*Trigger warning – this blog discusses suicide*
I am a 45-year-old old male who has suffered with mental health issues for most of my life. I started taking medication to help when I was 27-years old and have remained on various medications ever since. My diagnosed condition is severe OCD which takes the form of intrusive thoughts which are extremely distressing and unpleasant. I also have a lower form of OCD around order and structure and become very unsettled by change.
I have managed to lead a largely normal life with periods where the thoughts lessen to such an extent I barely notice them. These periods can last for around four years, however literally overnight the thoughts can return and this latest episode has been the worst.
I woke on the 6th of May (I always remember the date) and the thoughts had returned, which make me believe I am monstrous person to have such thoughts. They go round and round endlessly, literally 24-hours a day, 7 days a week. For the first time I was unable to work and haven’t done so for almost 4 months.
I ‘test’ myself constantly to ensure I can’t be the person these thoughts make me consider I am. That’s what OCD is. On the 15th of August it all got too much and I attempted Suicide by hanging. I lost consciousness and was convulsing when my wife came home and found me. I was rushed to hospital and clearly survived, however by a very fine margin. I was indifferent to being alive at that time.
I was then admitted to the Nightingale where I have remained to this date and will do so for a further two weeks. What I haven’t mentioned yet is that I have the most amazing wife who I have had the privilege of being with for over 16 years. She is my soulmate and has been with me every day since my admission. She has the resilience I currently lack.
The Nightingale has quite literally saved my life. The medication has changed and the therapy makes you realise you’re not alone and the love and understanding in these sessions is incredible.
That said, it is easy to think you’ve recovered more than you have and I found this yesterday when I attempted an overnight stay back home.

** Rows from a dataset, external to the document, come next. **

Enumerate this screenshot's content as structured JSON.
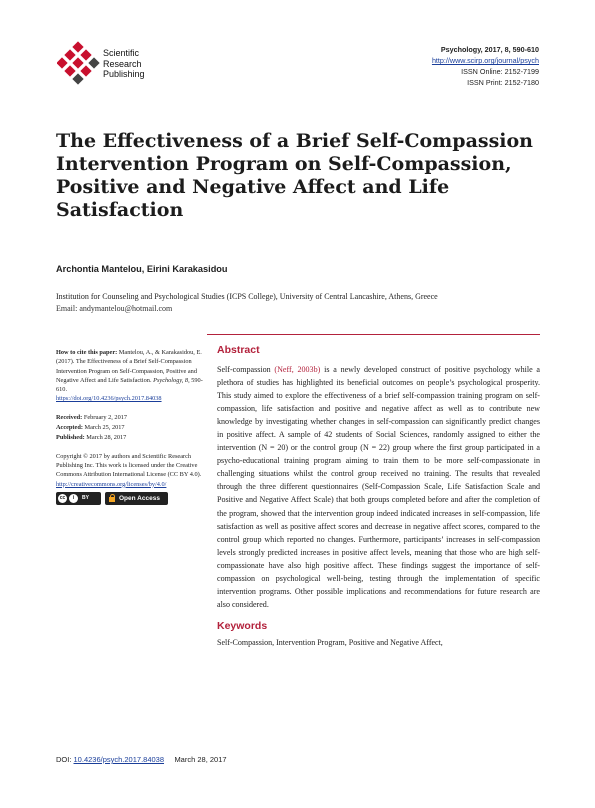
{
  "publisher": {
    "name_lines": [
      "Scientific",
      "Research",
      "Publishing"
    ],
    "brand_color": "#c8102e"
  },
  "journal": {
    "citation": "Psychology, 2017, 8, 590-610",
    "url": "http://www.scirp.org/journal/psych",
    "issn_online": "ISSN Online: 2152-7199",
    "issn_print": "ISSN Print: 2152-7180"
  },
  "article": {
    "title": "The Effectiveness of a Brief Self-Compassion Intervention Program on Self-Compassion, Positive and Negative Affect and Life Satisfaction",
    "authors": "Archontia Mantelou, Eirini Karakasidou",
    "affiliation": "Institution for Counseling and Psychological Studies (ICPS College), University of Central Lancashire, Athens, Greece",
    "email": "Email: andymantelou@hotmail.com"
  },
  "sidebar": {
    "how_to_cite_label": "How to cite this paper:",
    "how_to_cite_text": "Mantelou, A., & Karakasidou, E. (2017). The Effectiveness of a Brief Self-Compassion Intervention Program on Self-Compassion, Positive and Negative Affect and Life Satisfaction.",
    "how_to_cite_journal": "Psychology, 8,",
    "how_to_cite_pages": "590-610.",
    "doi_link": "https://doi.org/10.4236/psych.2017.84038",
    "received_label": "Received:",
    "received_date": "February 2, 2017",
    "accepted_label": "Accepted:",
    "accepted_date": "March 25, 2017",
    "published_label": "Published:",
    "published_date": "March 28, 2017",
    "copyright": "Copyright © 2017 by authors and Scientific Research Publishing Inc. This work is licensed under the Creative Commons Attribution International License (CC BY 4.0).",
    "license_link": "http://creativecommons.org/licenses/by/4.0/",
    "cc_icon_1": "cc",
    "cc_icon_2": "i",
    "cc_badge_label": "BY",
    "open_access_label": "Open Access"
  },
  "abstract": {
    "heading": "Abstract",
    "lead": "Self-compassion",
    "cite": "(Neff, 2003b)",
    "body": "is a newly developed construct of positive psychology while a plethora of studies has highlighted its beneficial outcomes on people’s psychological prosperity. This study aimed to explore the effectiveness of a brief self-compassion training program on self-compassion, life satisfaction and positive and negative affect as well as to contribute new knowledge by investigating whether changes in self-compassion can significantly predict changes in positive affect. A sample of 42 students of Social Sciences, randomly assigned to either the intervention (N = 20) or the control group (N = 22) group where the first group participated in a psycho-educational training program aiming to train them to be more self-compassionate in challenging situations whilst the control group received no training. The results that revealed through the three different questionnaires (Self-Compassion Scale, Life Satisfaction Scale and Positive and Negative Affect Scale) that both groups completed before and after the completion of the program, showed that the intervention group indeed indicated increases in self-compassion, life satisfaction as well as positive affect scores and decrease in negative affect scores, compared to the control group which reported no changes. Furthermore, participants’ increases in self-compassion levels strongly predicted increases in positive affect levels, meaning that those who are high self-compassionate have also high positive affect. These findings suggest the importance of self-compassion on psychological well-being, testing through the implementation of specific intervention programs. Other possible implications and recommendations for future research are also considered."
  },
  "keywords": {
    "heading": "Keywords",
    "text": "Self-Compassion, Intervention Program, Positive and Negative Affect,"
  },
  "footer": {
    "doi_label": "DOI:",
    "doi": "10.4236/psych.2017.84038",
    "date": "March 28, 2017"
  },
  "colors": {
    "accent": "#b3223c",
    "link": "#1a3e9a"
  }
}
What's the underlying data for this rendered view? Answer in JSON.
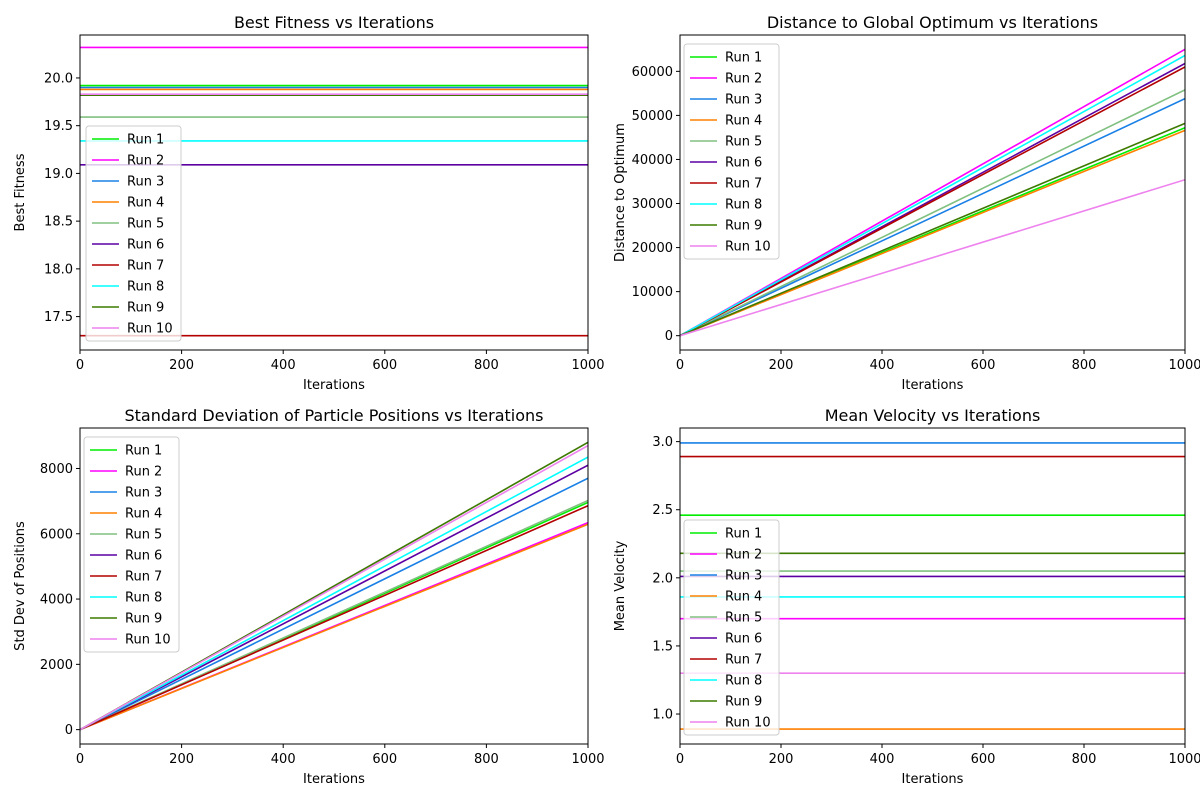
{
  "chart_data": [
    {
      "type": "line",
      "title": "Best Fitness vs Iterations",
      "xlabel": "Iterations",
      "ylabel": "Best Fitness",
      "xlim": [
        0,
        1000
      ],
      "ylim": [
        17.15,
        20.45
      ],
      "xticks": [
        0,
        200,
        400,
        600,
        800,
        1000
      ],
      "yticks": [
        17.5,
        18.0,
        18.5,
        19.0,
        19.5,
        20.0
      ],
      "ytick_format": 1,
      "legend": "center-left",
      "grid": false,
      "series": [
        {
          "name": "Run 1",
          "color": "#00ee00",
          "x": [
            0,
            1000
          ],
          "y": [
            19.92,
            19.92
          ]
        },
        {
          "name": "Run 2",
          "color": "#ff00ff",
          "x": [
            0,
            1000
          ],
          "y": [
            20.32,
            20.32
          ]
        },
        {
          "name": "Run 3",
          "color": "#1a80e6",
          "x": [
            0,
            1000
          ],
          "y": [
            19.9,
            19.9
          ]
        },
        {
          "name": "Run 4",
          "color": "#ff8000",
          "x": [
            0,
            1000
          ],
          "y": [
            19.88,
            19.88
          ]
        },
        {
          "name": "Run 5",
          "color": "#80c080",
          "x": [
            0,
            1000
          ],
          "y": [
            19.59,
            19.59
          ]
        },
        {
          "name": "Run 6",
          "color": "#5c00a3",
          "x": [
            0,
            1000
          ],
          "y": [
            19.09,
            19.09
          ]
        },
        {
          "name": "Run 7",
          "color": "#b30000",
          "x": [
            0,
            1000
          ],
          "y": [
            17.3,
            17.3
          ]
        },
        {
          "name": "Run 8",
          "color": "#00ffff",
          "x": [
            0,
            1000
          ],
          "y": [
            19.34,
            19.34
          ]
        },
        {
          "name": "Run 9",
          "color": "#3d7a00",
          "x": [
            0,
            1000
          ],
          "y": [
            19.82,
            19.82
          ]
        },
        {
          "name": "Run 10",
          "color": "#ee82ee",
          "x": [
            0,
            1000
          ],
          "y": [
            19.83,
            19.83
          ]
        }
      ]
    },
    {
      "type": "line",
      "title": "Distance to Global Optimum vs Iterations",
      "xlabel": "Iterations",
      "ylabel": "Distance to Optimum",
      "xlim": [
        0,
        1000
      ],
      "ylim": [
        -3250,
        68250
      ],
      "xticks": [
        0,
        200,
        400,
        600,
        800,
        1000
      ],
      "yticks": [
        0,
        10000,
        20000,
        30000,
        40000,
        50000,
        60000
      ],
      "ytick_format": 0,
      "legend": "upper-left",
      "grid": false,
      "series": [
        {
          "name": "Run 1",
          "color": "#00ee00",
          "x": [
            0,
            1000
          ],
          "y": [
            0,
            47200
          ]
        },
        {
          "name": "Run 2",
          "color": "#ff00ff",
          "x": [
            0,
            1000
          ],
          "y": [
            0,
            65000
          ]
        },
        {
          "name": "Run 3",
          "color": "#1a80e6",
          "x": [
            0,
            1000
          ],
          "y": [
            0,
            53800
          ]
        },
        {
          "name": "Run 4",
          "color": "#ff8000",
          "x": [
            0,
            1000
          ],
          "y": [
            0,
            46600
          ]
        },
        {
          "name": "Run 5",
          "color": "#80c080",
          "x": [
            0,
            1000
          ],
          "y": [
            0,
            55800
          ]
        },
        {
          "name": "Run 6",
          "color": "#5c00a3",
          "x": [
            0,
            1000
          ],
          "y": [
            0,
            61800
          ]
        },
        {
          "name": "Run 7",
          "color": "#b30000",
          "x": [
            0,
            1000
          ],
          "y": [
            0,
            61000
          ]
        },
        {
          "name": "Run 8",
          "color": "#00ffff",
          "x": [
            0,
            1000
          ],
          "y": [
            0,
            63600
          ]
        },
        {
          "name": "Run 9",
          "color": "#3d7a00",
          "x": [
            0,
            1000
          ],
          "y": [
            0,
            48200
          ]
        },
        {
          "name": "Run 10",
          "color": "#ee82ee",
          "x": [
            0,
            1000
          ],
          "y": [
            0,
            35400
          ]
        }
      ]
    },
    {
      "type": "line",
      "title": "Standard Deviation of Particle Positions vs Iterations",
      "xlabel": "Iterations",
      "ylabel": "Std Dev of Positions",
      "xlim": [
        0,
        1000
      ],
      "ylim": [
        -440,
        9240
      ],
      "xticks": [
        0,
        200,
        400,
        600,
        800,
        1000
      ],
      "yticks": [
        0,
        2000,
        4000,
        6000,
        8000
      ],
      "ytick_format": 0,
      "legend": "upper-left",
      "grid": false,
      "series": [
        {
          "name": "Run 1",
          "color": "#00ee00",
          "x": [
            0,
            1000
          ],
          "y": [
            0,
            6960
          ]
        },
        {
          "name": "Run 2",
          "color": "#ff00ff",
          "x": [
            0,
            1000
          ],
          "y": [
            0,
            6340
          ]
        },
        {
          "name": "Run 3",
          "color": "#1a80e6",
          "x": [
            0,
            1000
          ],
          "y": [
            0,
            7700
          ]
        },
        {
          "name": "Run 4",
          "color": "#ff8000",
          "x": [
            0,
            1000
          ],
          "y": [
            0,
            6290
          ]
        },
        {
          "name": "Run 5",
          "color": "#80c080",
          "x": [
            0,
            1000
          ],
          "y": [
            0,
            7020
          ]
        },
        {
          "name": "Run 6",
          "color": "#5c00a3",
          "x": [
            0,
            1000
          ],
          "y": [
            0,
            8100
          ]
        },
        {
          "name": "Run 7",
          "color": "#b30000",
          "x": [
            0,
            1000
          ],
          "y": [
            0,
            6860
          ]
        },
        {
          "name": "Run 8",
          "color": "#00ffff",
          "x": [
            0,
            1000
          ],
          "y": [
            0,
            8350
          ]
        },
        {
          "name": "Run 9",
          "color": "#3d7a00",
          "x": [
            0,
            1000
          ],
          "y": [
            0,
            8800
          ]
        },
        {
          "name": "Run 10",
          "color": "#ee82ee",
          "x": [
            0,
            1000
          ],
          "y": [
            0,
            8700
          ]
        }
      ]
    },
    {
      "type": "line",
      "title": "Mean Velocity vs Iterations",
      "xlabel": "Iterations",
      "ylabel": "Mean Velocity",
      "xlim": [
        0,
        1000
      ],
      "ylim": [
        0.78,
        3.1
      ],
      "xticks": [
        0,
        200,
        400,
        600,
        800,
        1000
      ],
      "yticks": [
        1.0,
        1.5,
        2.0,
        2.5,
        3.0
      ],
      "ytick_format": 1,
      "legend": "lower-left",
      "grid": false,
      "series": [
        {
          "name": "Run 1",
          "color": "#00ee00",
          "x": [
            0,
            1000
          ],
          "y": [
            2.46,
            2.46
          ]
        },
        {
          "name": "Run 2",
          "color": "#ff00ff",
          "x": [
            0,
            1000
          ],
          "y": [
            1.7,
            1.7
          ]
        },
        {
          "name": "Run 3",
          "color": "#1a80e6",
          "x": [
            0,
            1000
          ],
          "y": [
            2.99,
            2.99
          ]
        },
        {
          "name": "Run 4",
          "color": "#ff8000",
          "x": [
            0,
            1000
          ],
          "y": [
            0.89,
            0.89
          ]
        },
        {
          "name": "Run 5",
          "color": "#80c080",
          "x": [
            0,
            1000
          ],
          "y": [
            2.05,
            2.05
          ]
        },
        {
          "name": "Run 6",
          "color": "#5c00a3",
          "x": [
            0,
            1000
          ],
          "y": [
            2.01,
            2.01
          ]
        },
        {
          "name": "Run 7",
          "color": "#b30000",
          "x": [
            0,
            1000
          ],
          "y": [
            2.89,
            2.89
          ]
        },
        {
          "name": "Run 8",
          "color": "#00ffff",
          "x": [
            0,
            1000
          ],
          "y": [
            1.86,
            1.86
          ]
        },
        {
          "name": "Run 9",
          "color": "#3d7a00",
          "x": [
            0,
            1000
          ],
          "y": [
            2.18,
            2.18
          ]
        },
        {
          "name": "Run 10",
          "color": "#ee82ee",
          "x": [
            0,
            1000
          ],
          "y": [
            1.3,
            1.3
          ]
        }
      ]
    }
  ]
}
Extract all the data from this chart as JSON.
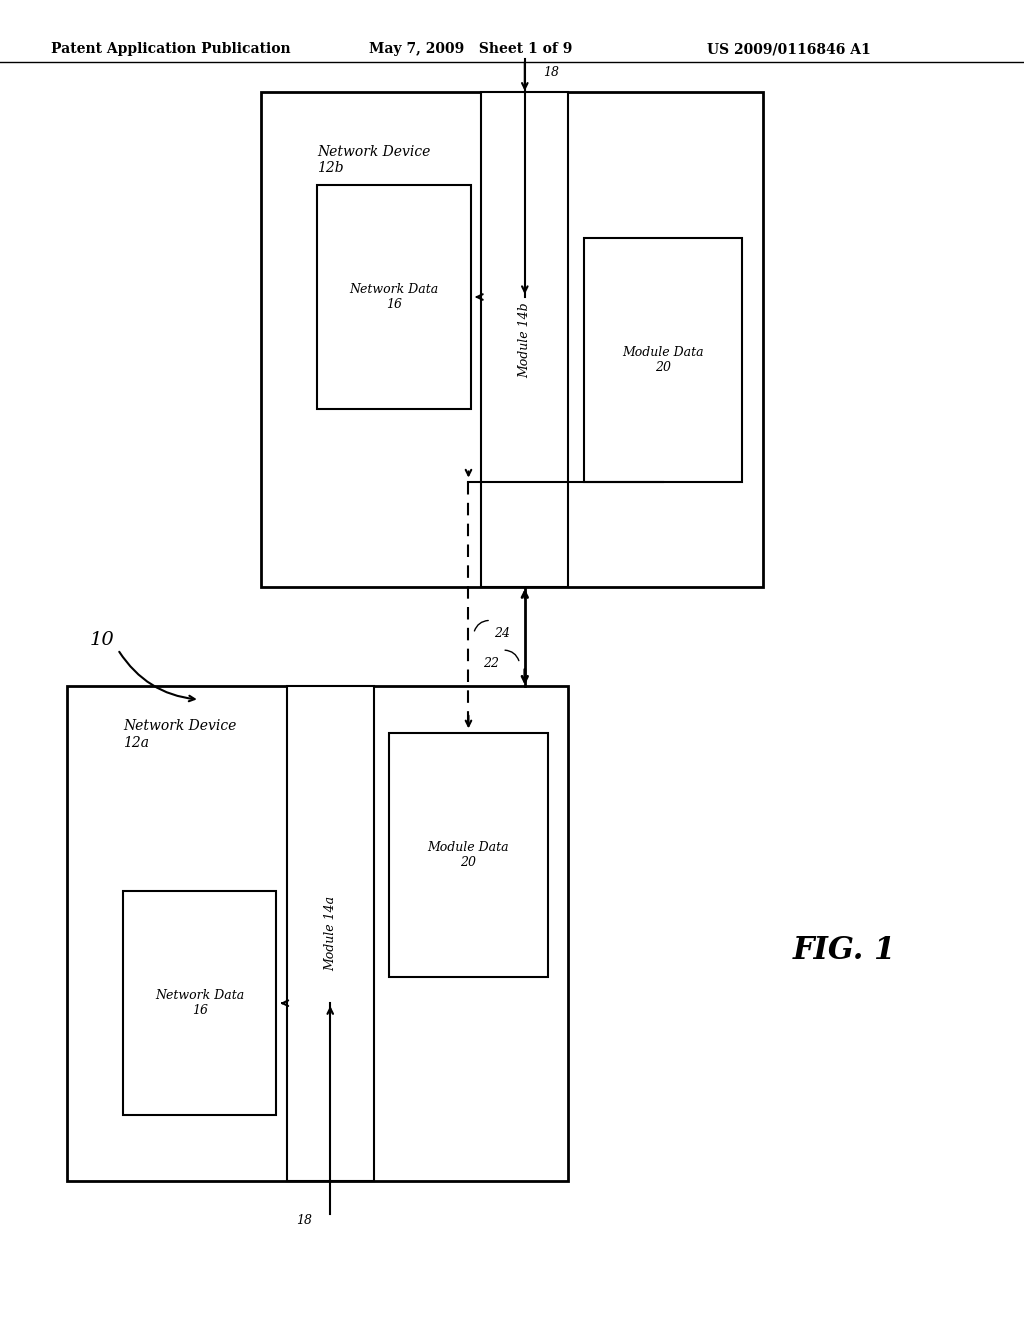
{
  "title_left": "Patent Application Publication",
  "title_center": "May 7, 2009   Sheet 1 of 9",
  "title_right": "US 2009/0116846 A1",
  "fig_label": "FIG. 1",
  "system_label": "10",
  "bg_color": "#ffffff",
  "box_color": "#000000",
  "text_color": "#000000"
}
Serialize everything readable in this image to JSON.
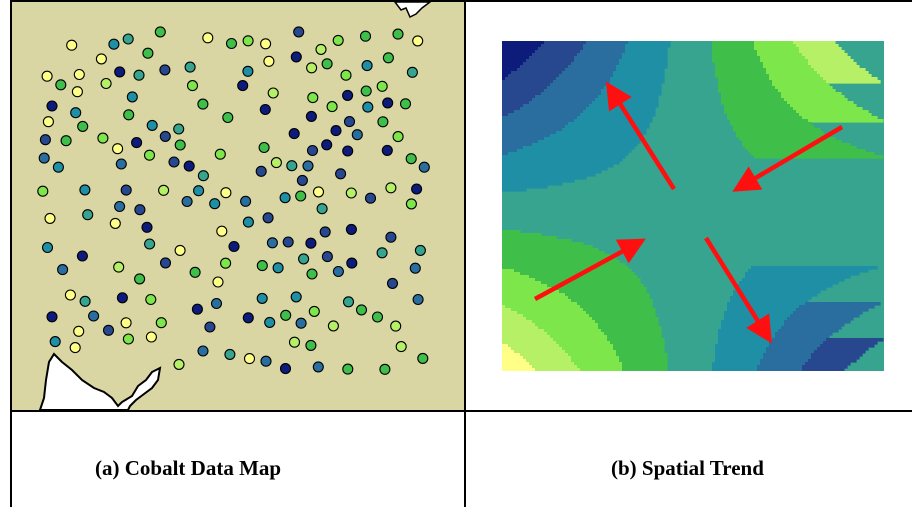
{
  "captions": {
    "left": "(a) Cobalt Data Map",
    "right": "(b) Spatial Trend"
  },
  "colors": {
    "map_background": "#d9d6a3",
    "water": "#ffffff",
    "border": "#000000",
    "arrow": "#ff1010",
    "scale": [
      "#0d1b7a",
      "#27488f",
      "#2a6ea0",
      "#1e8fa5",
      "#36a48e",
      "#3fbf4a",
      "#7de64a",
      "#b6f067",
      "#ffff88"
    ]
  },
  "legend": {
    "arrow_icon": "red-arrow"
  }
}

I couldn’t cope with the emotions and my OCD triggers returned with a vengeance. I was bitterly disappointed, however have since come to look at it as the first step on my recovery to accept living in my home again. Again, my wife by my side constantly. An ever present, reassurance.
It is easy to become cocooned in the love and safety of this wonderful place and I have realised I must venture out more and face my fears. I have been hiding away I suppose. This I will now do in the remaining 2 weeks I have here.
My journey and recovery is far from complete but I feel hope and even an element of excitement for the future. I will accept the lows that will probably always come, however know that life is always worth living and there are people who will always help and understand. You never have to feel alone.
Life is precious and I came so close to ending mine. The thought of never looking at my wife’s face again scares me and I won’t go back to that place again.
I will recover and the Nightingale will be a huge part of that, but mostly the love and understanding of my wife will see me through.